L.H. Ratsifandrihamanana: One Village, One Family
Written by H.E. Mrs. Lila Hanitra Ratsifandrihamanana, Ambassador, Office of the Permanent Observer of the African Union
Tuesday, May 19, 2009
United Nations, New York, May 18, 2009
Published in Dialogue & Alliance, Spring/Summer 2010 issue
We are almost two thirds of the way toward the deadline for the accomplishment of the UN Millennium Development Goals, many of which are directly connected to the health, well-being, and education of women and children. However, the Secretary-General's reports admit that the world is very far from reaching these important goals.
The responsibility of reaching these goals is a task that will take more than the combined efforts of the United Nations, its member states, religious communities, and NGOs. In fact, the goals cannot be reached by bureaucratic programs or institutions but require a far-reaching commitment to strengthen each and every family.
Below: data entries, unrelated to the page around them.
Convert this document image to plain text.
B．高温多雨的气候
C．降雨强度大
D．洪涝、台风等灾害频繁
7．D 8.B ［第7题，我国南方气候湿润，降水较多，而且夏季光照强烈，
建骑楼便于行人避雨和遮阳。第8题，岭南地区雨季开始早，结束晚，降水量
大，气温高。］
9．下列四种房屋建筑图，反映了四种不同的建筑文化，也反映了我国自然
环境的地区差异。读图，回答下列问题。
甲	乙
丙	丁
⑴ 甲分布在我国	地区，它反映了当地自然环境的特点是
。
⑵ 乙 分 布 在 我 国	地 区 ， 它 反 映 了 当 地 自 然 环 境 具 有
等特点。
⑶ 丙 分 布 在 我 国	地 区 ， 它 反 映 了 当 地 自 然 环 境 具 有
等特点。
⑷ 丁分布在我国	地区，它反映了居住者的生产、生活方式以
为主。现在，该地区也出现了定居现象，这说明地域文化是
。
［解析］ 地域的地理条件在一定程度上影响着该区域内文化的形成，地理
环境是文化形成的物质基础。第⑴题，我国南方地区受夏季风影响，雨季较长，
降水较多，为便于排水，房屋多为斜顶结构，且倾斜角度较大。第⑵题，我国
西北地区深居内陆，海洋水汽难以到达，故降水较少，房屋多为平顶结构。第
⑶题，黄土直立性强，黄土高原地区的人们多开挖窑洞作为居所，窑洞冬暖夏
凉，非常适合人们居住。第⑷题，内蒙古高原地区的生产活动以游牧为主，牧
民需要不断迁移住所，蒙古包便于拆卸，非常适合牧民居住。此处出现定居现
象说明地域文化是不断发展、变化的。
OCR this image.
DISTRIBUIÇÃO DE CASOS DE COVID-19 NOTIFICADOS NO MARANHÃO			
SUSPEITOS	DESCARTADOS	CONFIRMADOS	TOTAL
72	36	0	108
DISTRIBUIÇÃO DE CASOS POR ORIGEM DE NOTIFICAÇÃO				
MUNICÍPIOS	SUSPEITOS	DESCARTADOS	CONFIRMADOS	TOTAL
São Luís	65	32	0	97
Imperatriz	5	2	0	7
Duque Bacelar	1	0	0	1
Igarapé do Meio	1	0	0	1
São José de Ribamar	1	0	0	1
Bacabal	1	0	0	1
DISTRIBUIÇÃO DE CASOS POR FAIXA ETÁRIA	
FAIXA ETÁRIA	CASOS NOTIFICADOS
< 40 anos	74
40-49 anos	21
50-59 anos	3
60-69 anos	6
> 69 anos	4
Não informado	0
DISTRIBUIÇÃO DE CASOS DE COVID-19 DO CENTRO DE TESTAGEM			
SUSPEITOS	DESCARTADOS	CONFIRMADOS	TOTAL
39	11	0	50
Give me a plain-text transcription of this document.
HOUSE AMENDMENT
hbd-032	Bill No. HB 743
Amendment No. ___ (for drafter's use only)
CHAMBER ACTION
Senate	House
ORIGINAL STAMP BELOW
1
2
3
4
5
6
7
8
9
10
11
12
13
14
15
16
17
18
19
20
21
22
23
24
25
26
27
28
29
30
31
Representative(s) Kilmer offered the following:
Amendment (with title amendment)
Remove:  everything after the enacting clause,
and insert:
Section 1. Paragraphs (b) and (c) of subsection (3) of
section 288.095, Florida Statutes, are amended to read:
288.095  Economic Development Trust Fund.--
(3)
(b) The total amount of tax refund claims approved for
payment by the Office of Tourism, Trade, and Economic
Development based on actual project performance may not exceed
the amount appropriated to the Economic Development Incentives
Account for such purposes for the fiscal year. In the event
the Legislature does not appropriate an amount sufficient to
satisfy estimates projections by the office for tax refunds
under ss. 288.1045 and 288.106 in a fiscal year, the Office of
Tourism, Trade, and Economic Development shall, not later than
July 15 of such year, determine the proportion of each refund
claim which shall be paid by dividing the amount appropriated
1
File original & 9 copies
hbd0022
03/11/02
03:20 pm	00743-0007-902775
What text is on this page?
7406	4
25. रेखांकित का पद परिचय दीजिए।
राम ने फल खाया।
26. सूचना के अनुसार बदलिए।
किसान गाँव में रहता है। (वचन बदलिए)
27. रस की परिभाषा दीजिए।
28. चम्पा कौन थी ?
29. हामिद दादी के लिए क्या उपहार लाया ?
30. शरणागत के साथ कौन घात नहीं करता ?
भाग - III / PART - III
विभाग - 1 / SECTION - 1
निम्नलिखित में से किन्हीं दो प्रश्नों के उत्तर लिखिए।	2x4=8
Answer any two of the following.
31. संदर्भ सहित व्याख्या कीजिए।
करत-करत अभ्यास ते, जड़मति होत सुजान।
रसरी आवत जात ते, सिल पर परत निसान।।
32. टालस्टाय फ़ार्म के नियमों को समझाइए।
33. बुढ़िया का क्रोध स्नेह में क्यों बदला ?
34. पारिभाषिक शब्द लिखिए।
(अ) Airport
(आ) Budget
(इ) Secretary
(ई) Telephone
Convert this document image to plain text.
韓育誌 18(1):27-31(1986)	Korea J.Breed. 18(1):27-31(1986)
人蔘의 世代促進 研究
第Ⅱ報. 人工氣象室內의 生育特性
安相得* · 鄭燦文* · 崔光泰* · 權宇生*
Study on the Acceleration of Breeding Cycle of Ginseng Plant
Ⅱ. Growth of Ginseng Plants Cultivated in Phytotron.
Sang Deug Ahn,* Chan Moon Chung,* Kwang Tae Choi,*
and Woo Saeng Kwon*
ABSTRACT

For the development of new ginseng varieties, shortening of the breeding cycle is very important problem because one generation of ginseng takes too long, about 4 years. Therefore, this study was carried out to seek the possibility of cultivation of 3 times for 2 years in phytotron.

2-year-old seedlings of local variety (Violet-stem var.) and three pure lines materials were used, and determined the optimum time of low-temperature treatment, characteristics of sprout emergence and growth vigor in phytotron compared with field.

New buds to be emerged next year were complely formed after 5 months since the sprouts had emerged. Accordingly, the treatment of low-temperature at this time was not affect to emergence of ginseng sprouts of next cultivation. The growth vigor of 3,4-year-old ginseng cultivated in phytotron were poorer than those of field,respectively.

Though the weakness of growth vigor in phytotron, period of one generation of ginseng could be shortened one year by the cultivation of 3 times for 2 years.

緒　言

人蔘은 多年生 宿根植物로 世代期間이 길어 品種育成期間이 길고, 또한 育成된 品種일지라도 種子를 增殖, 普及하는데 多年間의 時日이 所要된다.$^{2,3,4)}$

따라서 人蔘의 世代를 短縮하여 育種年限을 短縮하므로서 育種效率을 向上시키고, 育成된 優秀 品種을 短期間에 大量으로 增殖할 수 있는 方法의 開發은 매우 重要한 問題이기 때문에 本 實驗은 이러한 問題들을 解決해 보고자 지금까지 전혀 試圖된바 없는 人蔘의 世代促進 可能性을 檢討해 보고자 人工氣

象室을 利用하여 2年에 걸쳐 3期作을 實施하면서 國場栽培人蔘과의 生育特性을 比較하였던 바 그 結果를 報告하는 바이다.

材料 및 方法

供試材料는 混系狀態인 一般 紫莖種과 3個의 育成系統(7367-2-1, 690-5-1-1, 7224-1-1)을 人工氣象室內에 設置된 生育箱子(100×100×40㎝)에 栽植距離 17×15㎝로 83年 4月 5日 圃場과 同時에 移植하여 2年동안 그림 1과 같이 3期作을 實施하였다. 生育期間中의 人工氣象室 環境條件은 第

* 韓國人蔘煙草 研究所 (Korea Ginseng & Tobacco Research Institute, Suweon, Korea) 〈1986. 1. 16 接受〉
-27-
Throughout the developing world, and particularly in Africa, women and children continue to bear the brunt of the impact of poverty, hunger, conflict, and disease. The United Nations estimates that women and girls account for 60 percent of the world's nearly 1 billion undernourished people. In hard times, women tend to put themselves last. This puts their families at risk, experts say, because malnourished mothers become malfunctioning mothers.
Women also carry many other burdens. In many nations, they are often left an their own for months or even years when their husbands travel to foreign nations to seek employment when jobs are scarce at home. In more extreme cases, whenever a husband or father is wounded in conflict or comes home with AIDS or another sexually-communicated disease, it is the women who are left to care for them as well as for their own children.
Even though Africa has more than its fair share of these problems, I believe that Africa also carries the seeds for a solution within its rich family traditions. Our model of the extended family of relatives helping and supporting each other is among the strongest in the world. The US Secretary of State, Hillary Clinton, herself a wife and mother, was often moved when she was First Lady to quote the African proverb “It takes a village to raise a child.”
I would like to conclude by reminding us all that, beyond race, religion, nationality, and all the other labels that sometimes divide us, we are one village and one human family. The meeting chambers at the United Nations are a far cry from the daily reality faced by almost half of the world’s mothers and children. We had better use our time here to consider what can be done to bring permanent change.